Bento XVI
Bento XVI
O Papa Bento XVI nasceu em um Sábado de Aleluia em Marktl am Inn, diocese de Passau na Alemanha, em 16 de abril de 1927, e foi batizado no mesmo dia. Seu pai, comissário da polícia e sua mãe, antes de se casar trabalhara como cozinheira em vários hotéis. Ratzinger, seu nome de batismo, viajou por muitas cidades devido às intermináveis transferências de local de trabalho impostas a seu pai.
Passou a sua infância e adolescência em Traunstein (Baviera), onde começou a estudar latim e grego ainda no ginásio. Em 1939, aos 12 anos, dá o primeiro passo para sua carreira eclesiástica e entra para o pequeno seminário de Traunstein.
Recebeu a Ordenação Sacerdotal em 29 de Junho de 1951. Um ano depois, começou a sua atividade de professor na Escola Superior de Freising. Em 1953, recebeu seu doutorado em teologia pela universidade de Munique com a tese "O povo e a Casa de Deus na doutrina da Igreja de Santo Agostinho”. Passados quatro anos, sob a direção do conhecido professor de teologia fundamental, Gottlieb Söhngen, conseguiu a habilitação para a docência com uma dissertação sobre “A teologia da história em São Boaventura”.
No dia 25 de março de 1977, Paulo VI elegeu Ratzinger Arcebispo de Munique e Frisinga e, em 28 de maio, foi ordenado bispo Escolheu como lema episcopal: “Colaborador da verdade”; assim o explicou ele mesmo: “Parecia-me, por um lado, encontrar nele a ligação entre a tarefa anterior de professor e a minha nova missão; o que estava em jogo, e continua a estar – embora com modalidades diferentes -, é seguir a verdade, estar ao seu serviço. E por outro lado, escolhei este lema porque, no mundo atual, omite-se quase totalmente o tema da verdade, parecendo algo demasiado grande para o homem; e, todavia, tudo se desmorona se falta a verdade”.

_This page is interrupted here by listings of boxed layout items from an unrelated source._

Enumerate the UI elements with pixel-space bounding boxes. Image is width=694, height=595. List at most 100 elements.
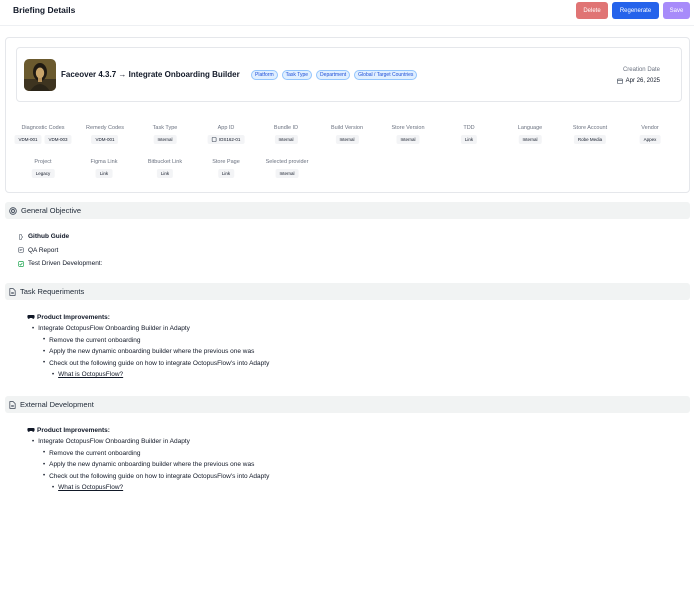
field-label: Remedy Codes: [86, 125, 124, 131]
bullet-dot: •: [43, 360, 46, 367]
bitbucket-link[interactable]: Link: [156, 169, 174, 178]
field-label: Bundle ID: [273, 125, 299, 131]
app-id-icon: [211, 137, 217, 142]
github-icon: [19, 234, 24, 240]
list-item-text: Remove the current onboarding: [49, 449, 141, 457]
section-title: External Development: [20, 400, 94, 409]
app-title: Faceover 4.3.7 → Integrate Onboarding Bu…: [61, 70, 240, 79]
objective-item-label: Test Driven Development:: [28, 260, 103, 268]
field-bitbucket-link: Bitbucket Link Link: [148, 159, 182, 178]
calendar-icon: [616, 78, 623, 84]
field-store-version: Store Version Internal: [391, 125, 425, 144]
section-title: Task Requeriments: [20, 287, 85, 296]
creation-date-value: Apr 26, 2025: [625, 78, 660, 84]
objective-list: Github Guide QA Report Test Driven Devel…: [18, 230, 102, 271]
delete-button[interactable]: Delete: [576, 2, 608, 19]
objective-item: QA Report: [18, 244, 102, 258]
field-store-page: Store Page Link: [212, 159, 240, 178]
field-chip: Internal: [275, 169, 299, 178]
block-heading-text: Product Improvements:: [37, 313, 110, 321]
field-chip: Internal: [518, 135, 542, 144]
list-item-text: Remove the current onboarding: [49, 336, 141, 344]
list-item: • Integrate OctopusFlow Onboarding Builde…: [32, 436, 269, 448]
field-label: App ID: [217, 125, 235, 131]
task-requirements-content: Product Improvements: • Integrate Octopus…: [27, 311, 269, 381]
report-icon: [18, 247, 24, 253]
tag-platform[interactable]: Platform: [251, 70, 278, 80]
bullet-dot: •: [43, 473, 46, 480]
bullet-dot: •: [32, 325, 35, 332]
field-task-type: Task Type Internal: [152, 125, 178, 144]
tdd-link[interactable]: Link: [460, 135, 478, 144]
list-item-text: Integrate OctopusFlow Onboarding Builder…: [38, 438, 190, 446]
field-label: Store Page: [212, 159, 240, 165]
field-label: Selected provider: [265, 159, 309, 165]
field-vendor: Vendor Appex: [639, 125, 661, 144]
field-label: Task Type: [152, 125, 178, 131]
field-chip: VDM-003: [44, 135, 72, 144]
field-label: Vendor: [641, 125, 659, 131]
field-chip: VDM-001: [91, 135, 119, 144]
list-item-text: Apply the new dynamic onboarding builder…: [49, 461, 255, 469]
field-label: Project: [34, 159, 52, 165]
store-page-link[interactable]: Link: [217, 169, 235, 178]
list-item: • Check out the following guide on how to…: [43, 471, 269, 483]
list-item-text: Check out the following guide on how to …: [49, 472, 270, 480]
list-item: • Remove the current onboarding: [43, 335, 269, 347]
field-label: TDD: [463, 125, 475, 131]
field-tdd: TDD Link: [460, 125, 478, 144]
field-store-account: Store Account Robe Media: [573, 125, 607, 144]
field-remedy-codes: Remedy Codes VDM-001: [86, 125, 124, 144]
section-task-requirements[interactable]: Task Requeriments: [5, 283, 690, 300]
field-chip: Internal: [153, 135, 177, 144]
field-project: Project Legacy: [31, 159, 55, 178]
field-label: Figma Link: [90, 159, 118, 165]
page-title: Briefing Details: [13, 5, 76, 15]
bullet-dot: •: [43, 450, 46, 457]
figma-link[interactable]: Link: [95, 169, 113, 178]
field-chip: Internal: [396, 135, 420, 144]
document-icon: [9, 287, 16, 296]
tag-countries[interactable]: Global / Target Countries: [354, 70, 418, 80]
section-title: General Objective: [21, 206, 82, 215]
tag-task-type[interactable]: Task Type: [281, 70, 313, 80]
bullet-dot: •: [52, 371, 55, 378]
save-button[interactable]: Save: [663, 2, 690, 19]
creation-date: Apr 26, 2025: [616, 78, 660, 84]
section-external-development[interactable]: External Development: [5, 396, 690, 413]
document-icon: [9, 400, 16, 409]
bullet-dot: •: [43, 348, 46, 355]
regenerate-button[interactable]: Regenerate: [612, 2, 659, 19]
field-chip: Legacy: [31, 169, 55, 178]
list-item: • What is OctopusFlow?: [52, 482, 269, 494]
field-figma-link: Figma Link Link: [90, 159, 118, 178]
bullet-dot: •: [43, 461, 46, 468]
field-label: Build Version: [330, 125, 364, 131]
field-bundle-id: Bundle ID Internal: [274, 125, 298, 144]
list-item: • Apply the new dynamic onboarding builde…: [43, 346, 269, 358]
app-icon: [24, 59, 56, 91]
octopusflow-link[interactable]: What is OctopusFlow?: [58, 371, 123, 378]
octopusflow-link[interactable]: What is OctopusFlow?: [58, 484, 123, 491]
field-chip: VDM-001: [14, 135, 42, 144]
field-diagnostic-codes: Diagnostic Codes VDM-001 VDM-003: [14, 125, 72, 144]
briefing-card: Faceover 4.3.7 → Integrate Onboarding Bu…: [5, 37, 690, 193]
gamepad-icon: [27, 428, 35, 432]
field-label: Diagnostic Codes: [21, 125, 65, 131]
list-item-text: Check out the following guide on how to …: [49, 359, 270, 367]
external-development-content: Product Improvements: • Integrate Octopus…: [27, 424, 269, 494]
tag-department[interactable]: Department: [316, 70, 351, 80]
field-chip: Internal: [274, 135, 298, 144]
field-label: Bitbucket Link: [147, 159, 183, 165]
section-general-objective[interactable]: General Objective: [5, 202, 690, 219]
objective-item-label: QA Report: [28, 246, 59, 254]
block-heading: Product Improvements:: [27, 424, 269, 436]
checkbox-checked-icon[interactable]: [18, 260, 24, 267]
field-chip: Appex: [639, 135, 661, 144]
tag-list: Platform Task Type Department Global / T…: [251, 70, 418, 80]
bullet-dot: •: [52, 484, 55, 491]
field-chip-text: IOS162-01: [218, 137, 241, 142]
list-item: • What is OctopusFlow?: [52, 369, 269, 381]
list-item-text: Apply the new dynamic onboarding builder…: [49, 348, 255, 356]
objective-item: Test Driven Development:: [18, 257, 102, 271]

Paulo VI criou-o Cardeal Presbítero da Santa Igreja com o título de “Santa Maria Consoladora ao Tiburtino”, no Consistório de 27 de junho desse mesmo ano. Em 1978, participou do Conclave, celebrado de 25 a 26 de agosto, que elegeu João Paulo I; este nomeou-o seu Enviado especial ao III Congresso Mariológico Internacional que teve lugar em Guayaquil (Equador) de 16 a 24 de setembro. No mês de outubro desse mesmo ano, participou também no Conclave que elegeu João Paulo II.

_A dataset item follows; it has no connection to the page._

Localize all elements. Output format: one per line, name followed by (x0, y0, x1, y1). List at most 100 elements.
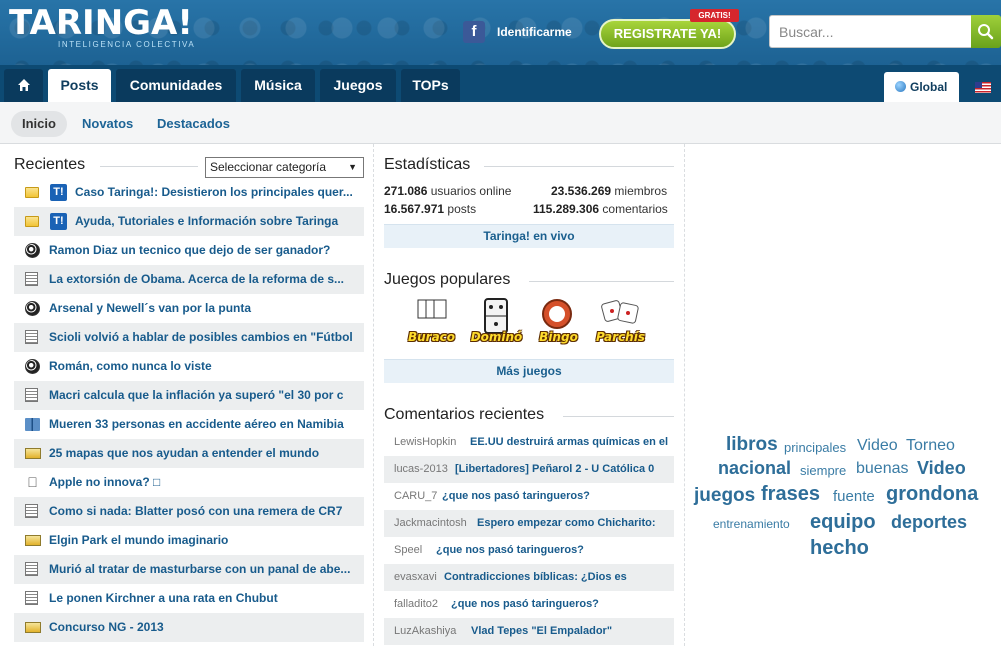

João Paulo II nomeou-o Prefeito da Congregação para a Doutrina da Fé e Presidente da Pontifícia Comissão Bíblica e da Comissão Teológica Internacional, em 25 de novembro de 1981. No dia 15 de fevereiro de 1982, renunciou ao governo pastoral da Arquidiocese de München e Freising. O Papa elevou-o à Ordem dos Bispos, atribuindo-lhe a sede suburbicária de Velletri-Segni, em 5 de abril de 1993. Também foi Presidente da Comissão encarregada da preparação do Catecismo da Igreja Católica, a qual, após seis anos de trabalho (1986-1992), apresentou ao Santo Padre o novo Catecismo. A 06 de novembro de 1998, o Santo Padre aprovou a eleição do Cardeal Ratzinger para Vice-Decano do Colégio Cardinalício, realizada pelos Cardeais da Ordem dos Bispos. E, no dia 30 de novembro de 2002, aprovou a sua eleição para Decano; como este cargo, foi-lhe atribuída também a sede suburbicária de Óstia.
Entre as suas numerosas publicações, ocupam lugar de destaque o livro “Introdução ao Cristianismo”, uma compilação de lições universitárias publicadas em 1968 sobre a profissão de fé apostólica, e o livro “Dogma e Revelação” (1973), uma antologia de ensaios, homilias e meditações, dedicadas à pastoral. Grande ressonância teve a conferencia que pronunciou perante à Academia Católica Bávara sobre o tema “Por que continuou ainda na Igreja?”; com a sua habitual clareza, afirmou então: “Só na Igreja é possível ser cristão, não ao lado da Igreja”.
Foi eleito Papa no dia 19 de abril de 2005 e no dia 24 de abril teve início solene o seu ministério de Pastor universal da Igreja.